With just 24 seats in parliament, the NDP were able to deliver on an election promise to their voters. I'd say that's pretty good.
"Being propped up by" doesn't change the fact that Trudeau is a member of one of the two main (and dominant) parties within Canada.
The liberal and conservative parties make up the overwhelming majority of the seats:
https://en.wikipedia.org/wiki/List_of_federal_political_parties_in_Canada
And the last time they had a 3rd party PM was in 1993, three decades ago:
https://en.wikipedia.org/wiki/List_of_prime_ministers_of_Canada
And the party that appointed that PM died in 2003. The Bloc Québécois, the NDP, and the Green party have never once gotten a PM. You can't point to a system that does that as a success.
You're also comparing house of commons seats to PM seats, which is a bad comparison because of the scale and difference in location of said elections. A FPTP election in a locality will inherently have easier competition than a national level FPTP election.
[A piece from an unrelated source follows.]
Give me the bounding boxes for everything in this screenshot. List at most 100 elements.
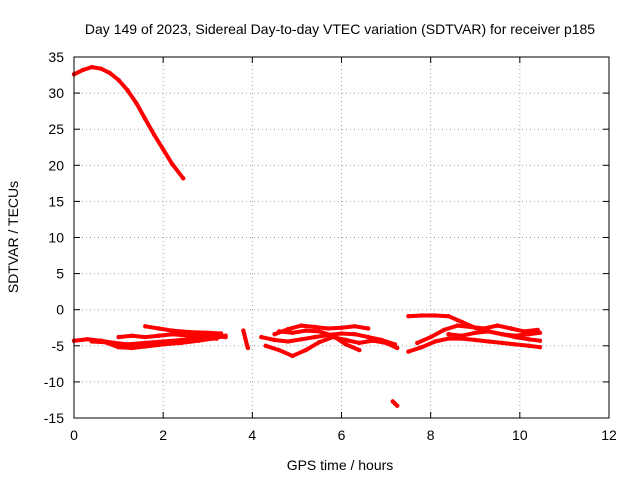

Often times seats like that go unopposed, or functionally unopposed, or X political party has no chance, which gives a 3rd party a chance. That same effect never happens with a PM sized seat, which is why you never get 3rd party PMs/presidents.
We need election reform. Even Canada's elections show how terrible FPTP voting is.
There's no such thing as a "PM seat". The Prime Minister occupies a seat in the House of Commons like any other, for which he must win the election in his local riding. Justin Trudeau is the member for Papineau, a neighbourhood in north Montreal.
The Governor General (representative of the King) then invites one member of parliament to form government as Prime Minister, for which the other members of the parliament must give a vote of confidence. By convention, that person is the leader of the party that wins the most seats in the House of Commons.
The Prime Minister of Canada is not directly elected in Canada. There is no nation-wide FPTP election for PM.
This is unrelevant semantics. You know exactly what I mean when I say the "PM seat".
This, I will admit is a misunderstanding on my part. However you do see how this is worse, right?
Like, not only do 3rd parties not have a chance in Canadian politics to install a PM, but also the general public has less of a say on this than they otherwise could. That is worse. Canada is a terrible example of FPTP working well/being sufficient for 3rd parties.
No, I have no clue.
In theory, a major party and a minor party can form a coalition, and the leader of the minor party becomes Deputy PM.
I don't think it's ever happened at the federal level in Canada, though.
You're just side-stepping the core issue at this point by focusing solely on the PM seat thing. Address the rest of what I said.